Aseguraba que entendía el lenguaje de los pájaros y que se comunicaba con las mentes afines mediante la percepción extrasensorial. Frances podría haber objetado que evidentemente ella no era una mente afín, porque había necesitado telefonearle, pero aquella escena entre divertida e irritante llegó a su fin porque Sylvia entró con un recado de Julia..., recado que Frances no llegaría a escuchar. Sylvia llevaba una chaqueta de algodón con un estampado de los signos del zodíaco, que se había comprado por la única razón de que era de su talla, ya que por ser tan menuda le costaba encontrar ropa; de hecho, la chaqueta procedía de una tienda de ropa infantil. Tenía el cabello recogido en dos finas coletas, una a cada lado de su risueña cara. Su sonrisa se encontró con la del hombre, ambas se fundieron, y un instante después Sylvia estaba conversando animadamente con su nuevo y cordial amigo, que la instruía sobre su signo solar, el I-Ching y su posible aura. A continuación el afable americano se sentó en el suelo, y lanzó, sus palillos de milenrama para leerle el futuro, y Sylvia quedó tan fascinada con lo que le dijo que él prometió que le compraría el libro. Un montón de perspectivas y posibilidades que ella jamás había sospechado colmaron todo su ser, como si antes hubiera estado vacío por completo, y esa niña que hasta hacía poco había sido incapaz de salir de la casa sin Julia ahora se marchó confiadamente con Jake, de Illinois, para comprar tratados iluminadores. No regresó hasta una hora demasiado tardía para ella: pasaban de las diez cuando subió corriendo a las habitaciones de Julia. Ésta la recibió con los brazos abiertos, pero de inmediato los dejó caer y se sentó para mirar fijamente a la joven, a quien jamás había esperado ver en semejante estado de exaltación. Julia la escuchó parlotear en silencio, un silencio tan denso y reprobador que Sylvia se interrumpió.

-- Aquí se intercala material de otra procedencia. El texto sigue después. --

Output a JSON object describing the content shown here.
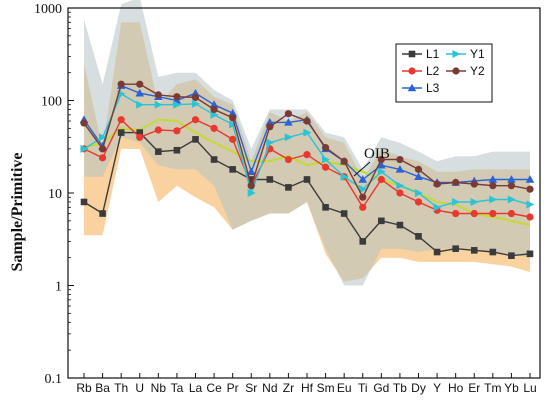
{
  "chart_data": {
    "type": "line",
    "ylabel": "Sample/Primitive",
    "yscale": "log",
    "ylim": [
      0.1,
      1000
    ],
    "y_ticks": [
      "0.1",
      "1",
      "10",
      "100",
      "1000"
    ],
    "categories": [
      "Rb",
      "Ba",
      "Th",
      "U",
      "Nb",
      "Ta",
      "La",
      "Ce",
      "Pr",
      "Sr",
      "Nd",
      "Zr",
      "Hf",
      "Sm",
      "Eu",
      "Ti",
      "Gd",
      "Tb",
      "Dy",
      "Y",
      "Ho",
      "Er",
      "Tm",
      "Yb",
      "Lu"
    ],
    "bands": [
      {
        "color": "#f5b461",
        "upper": [
          250,
          30,
          700,
          700,
          90,
          150,
          170,
          110,
          90,
          22,
          75,
          60,
          75,
          40,
          35,
          14,
          30,
          25,
          22,
          17,
          17,
          18,
          18,
          18,
          18
        ],
        "lower": [
          3.5,
          3.5,
          30,
          30,
          8,
          12,
          9,
          7,
          4,
          5,
          6,
          6,
          8,
          2.2,
          1.1,
          1.2,
          2,
          2,
          1.8,
          1.8,
          1.8,
          1.8,
          1.7,
          1.6,
          1.4
        ]
      },
      {
        "color": "#b5c2c5",
        "upper": [
          750,
          150,
          1100,
          1300,
          180,
          200,
          200,
          130,
          100,
          30,
          80,
          80,
          80,
          45,
          40,
          18,
          40,
          35,
          28,
          22,
          25,
          25,
          28,
          28,
          28
        ],
        "lower": [
          15,
          15,
          40,
          35,
          20,
          18,
          18,
          12,
          4,
          5,
          6,
          6,
          8,
          2.5,
          1,
          1,
          2.5,
          2.5,
          2.3,
          2.5,
          2.5,
          2.5,
          2.3,
          2.2,
          2
        ]
      }
    ],
    "series": [
      {
        "name": "L1",
        "color": "#3b3b3b",
        "marker": "square",
        "values": [
          8,
          6,
          45,
          45,
          28,
          29,
          38,
          23,
          18,
          14,
          14,
          11.5,
          14,
          7,
          6,
          3,
          5,
          4.5,
          3.4,
          2.3,
          2.5,
          2.4,
          2.3,
          2.1,
          2.2
        ]
      },
      {
        "name": "L2",
        "color": "#e8392e",
        "marker": "circle",
        "values": [
          30,
          24,
          62,
          40,
          48,
          47,
          62,
          50,
          38,
          12,
          30,
          23,
          26,
          19,
          15,
          7,
          14,
          10,
          8,
          6.5,
          6,
          6,
          6,
          6,
          5.5
        ]
      },
      {
        "name": "L3",
        "color": "#2a63d6",
        "marker": "triangle",
        "values": [
          62,
          32,
          145,
          120,
          110,
          100,
          120,
          90,
          73,
          17,
          58,
          58,
          62,
          30,
          22,
          14,
          20,
          18,
          15,
          13,
          13,
          13.5,
          14,
          14,
          14
        ]
      },
      {
        "name": "Y1",
        "color": "#2bc4d6",
        "marker": "arrow",
        "values": [
          30,
          40,
          118,
          90,
          90,
          90,
          92,
          70,
          55,
          10,
          35,
          40,
          45,
          23,
          15,
          11,
          17,
          12,
          10,
          7,
          8,
          8,
          8.5,
          8.5,
          7.5
        ]
      },
      {
        "name": "Y2",
        "color": "#7a3b34",
        "marker": "circle",
        "values": [
          57,
          30,
          150,
          150,
          115,
          110,
          108,
          80,
          65,
          12,
          52,
          72,
          60,
          31,
          22,
          9,
          23,
          23,
          18,
          12.5,
          13,
          12.5,
          12,
          12,
          11
        ]
      }
    ],
    "oib": {
      "label": "OIB",
      "color": "#c6d93a",
      "values": [
        31,
        35,
        50,
        48,
        62,
        60,
        45,
        35,
        28,
        22,
        22,
        25,
        20,
        22,
        20,
        17,
        14,
        12,
        10,
        8,
        7.5,
        6,
        5.5,
        5,
        4.5
      ]
    },
    "legend": {
      "position": "top-right",
      "entries": [
        "L1",
        "Y1",
        "L2",
        "Y2",
        "L3"
      ]
    }
  }
}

—Ay, Sylvia, pobrecilla —dijo Julia—. ¿De dónde has sacado esas pamplinas?
—No son pamplinas, Julia, de verdad que no. Te lo explicaré, escucha...

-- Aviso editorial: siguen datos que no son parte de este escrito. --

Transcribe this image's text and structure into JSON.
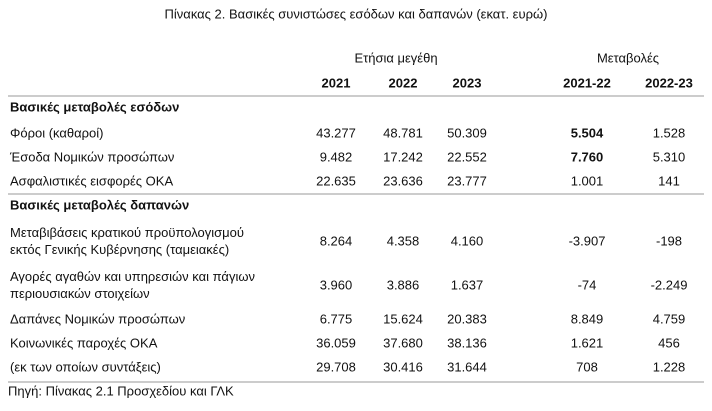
{
  "title": "Πίνακας 2. Βασικές συνιστώσες εσόδων και δαπανών (εκατ. ευρώ)",
  "column_groups": [
    "Ετήσια μεγέθη",
    "Μεταβολές"
  ],
  "columns": [
    "2021",
    "2022",
    "2023",
    "2021-22",
    "2022-23"
  ],
  "sections": [
    {
      "heading": "Βασικές μεταβολές εσόδων",
      "rows": [
        {
          "label": [
            "Φόροι (καθαροί)"
          ],
          "values": [
            "43.277",
            "48.781",
            "50.309",
            "5.504",
            "1.528"
          ],
          "bold_cells": [
            3
          ]
        },
        {
          "label": [
            "Έσοδα Νομικών προσώπων"
          ],
          "values": [
            "9.482",
            "17.242",
            "22.552",
            "7.760",
            "5.310"
          ],
          "bold_cells": [
            3
          ]
        },
        {
          "label": [
            "Ασφαλιστικές εισφορές ΟΚΑ"
          ],
          "values": [
            "22.635",
            "23.636",
            "23.777",
            "1.001",
            "141"
          ],
          "bold_cells": []
        }
      ]
    },
    {
      "heading": "Βασικές μεταβολές δαπανών",
      "rows": [
        {
          "label": [
            "Μεταβιβάσεις κρατικού προϋπολογισμού",
            "εκτός Γενικής Κυβέρνησης (ταμειακές)"
          ],
          "values": [
            "8.264",
            "4.358",
            "4.160",
            "-3.907",
            "-198"
          ],
          "bold_cells": []
        },
        {
          "label": [
            "Αγορές αγαθών και υπηρεσιών και πάγιων",
            "περιουσιακών στοιχείων"
          ],
          "values": [
            "3.960",
            "3.886",
            "1.637",
            "-74",
            "-2.249"
          ],
          "bold_cells": []
        },
        {
          "label": [
            "Δαπάνες Νομικών προσώπων"
          ],
          "values": [
            "6.775",
            "15.624",
            "20.383",
            "8.849",
            "4.759"
          ],
          "bold_cells": []
        },
        {
          "label": [
            "Κοινωνικές παροχές ΟΚΑ"
          ],
          "values": [
            "36.059",
            "37.680",
            "38.136",
            "1.621",
            "456"
          ],
          "bold_cells": []
        },
        {
          "label": [
            "(εκ των οποίων συντάξεις)"
          ],
          "values": [
            "29.708",
            "30.416",
            "31.644",
            "708",
            "1.228"
          ],
          "bold_cells": []
        }
      ]
    }
  ],
  "source": "Πηγή: Πίνακας 2.1 Προσχεδίου και ΓΛΚ"
}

—Pamplinas —repitió Julia, levantándose y dándole la espalda. Iba a preparar café, pero Sylvia, que interpretó su actitud como un frío gesto de rechazo, rompió a llorar.
Aunque la chica no lo sabía, Julia también tenía los ojos húmedos e intentaba contener las lágrimas. Que esa niña, su niña, la traicionara de esa manera... Porque se sentía traicionada. Entre las dos, la vieja y su pequeño amor, la niña a quien había entregado su corazón sin reservas y por primera vez en su vida —eso le parecía ahora—, sólo había desconfianza y dolor.

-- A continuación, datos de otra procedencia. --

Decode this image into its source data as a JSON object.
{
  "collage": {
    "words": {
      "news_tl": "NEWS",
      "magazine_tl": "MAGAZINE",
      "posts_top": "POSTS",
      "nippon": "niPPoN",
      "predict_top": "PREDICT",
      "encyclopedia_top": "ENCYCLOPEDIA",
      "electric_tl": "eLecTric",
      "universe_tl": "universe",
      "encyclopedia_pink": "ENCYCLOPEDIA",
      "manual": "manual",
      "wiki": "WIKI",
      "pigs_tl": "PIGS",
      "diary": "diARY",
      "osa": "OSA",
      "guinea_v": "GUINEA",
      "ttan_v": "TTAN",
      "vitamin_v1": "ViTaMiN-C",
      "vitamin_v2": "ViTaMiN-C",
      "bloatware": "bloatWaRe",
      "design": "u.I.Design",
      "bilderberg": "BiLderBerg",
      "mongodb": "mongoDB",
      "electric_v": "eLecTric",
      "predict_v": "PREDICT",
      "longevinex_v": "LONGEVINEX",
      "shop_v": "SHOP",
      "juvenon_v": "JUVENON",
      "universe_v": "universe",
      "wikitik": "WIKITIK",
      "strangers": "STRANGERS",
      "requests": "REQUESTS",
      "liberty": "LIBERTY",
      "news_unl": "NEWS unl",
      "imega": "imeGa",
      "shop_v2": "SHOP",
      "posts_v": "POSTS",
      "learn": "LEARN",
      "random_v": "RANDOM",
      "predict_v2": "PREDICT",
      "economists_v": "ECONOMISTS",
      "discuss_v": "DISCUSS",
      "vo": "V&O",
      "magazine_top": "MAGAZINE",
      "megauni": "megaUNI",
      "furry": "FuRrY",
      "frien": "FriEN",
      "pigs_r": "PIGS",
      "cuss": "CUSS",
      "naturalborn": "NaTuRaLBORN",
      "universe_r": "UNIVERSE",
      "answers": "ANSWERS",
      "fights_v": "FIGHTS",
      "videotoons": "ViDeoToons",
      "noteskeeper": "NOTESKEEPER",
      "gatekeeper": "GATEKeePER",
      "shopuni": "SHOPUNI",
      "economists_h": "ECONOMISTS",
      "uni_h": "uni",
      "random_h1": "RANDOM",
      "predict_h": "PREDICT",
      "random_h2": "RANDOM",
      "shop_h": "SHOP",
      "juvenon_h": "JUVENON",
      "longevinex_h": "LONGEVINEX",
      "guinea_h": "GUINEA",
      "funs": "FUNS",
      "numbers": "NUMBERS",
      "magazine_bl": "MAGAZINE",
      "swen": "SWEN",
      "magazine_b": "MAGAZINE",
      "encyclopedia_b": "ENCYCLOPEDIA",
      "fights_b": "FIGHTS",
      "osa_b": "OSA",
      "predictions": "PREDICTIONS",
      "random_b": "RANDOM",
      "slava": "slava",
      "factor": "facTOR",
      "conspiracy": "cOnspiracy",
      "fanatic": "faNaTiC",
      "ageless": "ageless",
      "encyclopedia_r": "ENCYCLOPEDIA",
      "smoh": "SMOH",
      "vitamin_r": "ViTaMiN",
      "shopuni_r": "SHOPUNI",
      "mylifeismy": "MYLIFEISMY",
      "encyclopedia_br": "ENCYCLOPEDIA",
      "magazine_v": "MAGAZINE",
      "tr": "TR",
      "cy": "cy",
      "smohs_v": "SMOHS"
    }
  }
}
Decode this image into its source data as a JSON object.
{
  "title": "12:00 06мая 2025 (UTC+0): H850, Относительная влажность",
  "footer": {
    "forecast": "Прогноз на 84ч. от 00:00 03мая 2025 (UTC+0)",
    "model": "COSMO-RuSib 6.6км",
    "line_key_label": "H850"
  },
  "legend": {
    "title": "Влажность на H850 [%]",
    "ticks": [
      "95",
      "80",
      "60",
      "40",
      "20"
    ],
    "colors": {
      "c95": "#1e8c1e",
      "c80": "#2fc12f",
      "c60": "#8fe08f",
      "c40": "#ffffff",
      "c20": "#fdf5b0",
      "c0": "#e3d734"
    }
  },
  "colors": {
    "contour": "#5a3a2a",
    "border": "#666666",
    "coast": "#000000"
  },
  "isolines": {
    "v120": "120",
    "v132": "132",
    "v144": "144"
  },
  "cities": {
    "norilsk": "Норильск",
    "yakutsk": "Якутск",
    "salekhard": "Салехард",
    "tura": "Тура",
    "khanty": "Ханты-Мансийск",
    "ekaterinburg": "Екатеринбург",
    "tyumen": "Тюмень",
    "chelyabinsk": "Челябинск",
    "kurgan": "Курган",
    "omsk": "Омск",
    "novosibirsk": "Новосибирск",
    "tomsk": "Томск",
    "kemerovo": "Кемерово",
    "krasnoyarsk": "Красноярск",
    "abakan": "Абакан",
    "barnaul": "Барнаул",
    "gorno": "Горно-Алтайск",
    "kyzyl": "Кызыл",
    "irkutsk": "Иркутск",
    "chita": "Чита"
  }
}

—Pero, Julia; pero, Julia... —La vieja no se volvió, y Sylvia corrió escaleras abajo, se arrojó sobre la cama y prorrumpió en sollozos tan fuertes que Andrew se acercó a averiguar qué le ocurría.
—Bueno, no llores más —dijo Andrew cuando hubo oído la historia—. No hay para tanto. Iré a hablar con la abuela.
Lo hizo.
—¿Y quién es ese hombre? ¿Por qué lo dejó entrar Frances?
—Hablas como si se tratase de un ladrón o un estafador.
—Es un estafador. Ha estafado a la pobre Sylvia y le ha sorbido el seso.
—¿Sabes, abuela? —dijo Andrew—, esas cosas, el yoga y todo lo demás, están de moda. Si no llevaras una vida de ermitaña, lo sabrías. —Pese a que hablaba en broma, se alarmó al ver la cara de tristeza de Julia. Aunque sabía muy bien cuál era el problema, decidió insistir en las trivialidades—. Oirá hablar de esos temas cuando vaya al instituto; no puedes protegerla. —Entretanto, se le pasó por la cabeza que él leía su horóscopo todas las mañanas, aunque naturalmente no creía una sola palabra, y que incluso había contemplado la posibilidad de ir a que le echaran las cartas—. Creo que estás haciendo una montaña de un grano de arena —se arriesgó a declarar y advirtió que ella por fin asentía y suspiraba.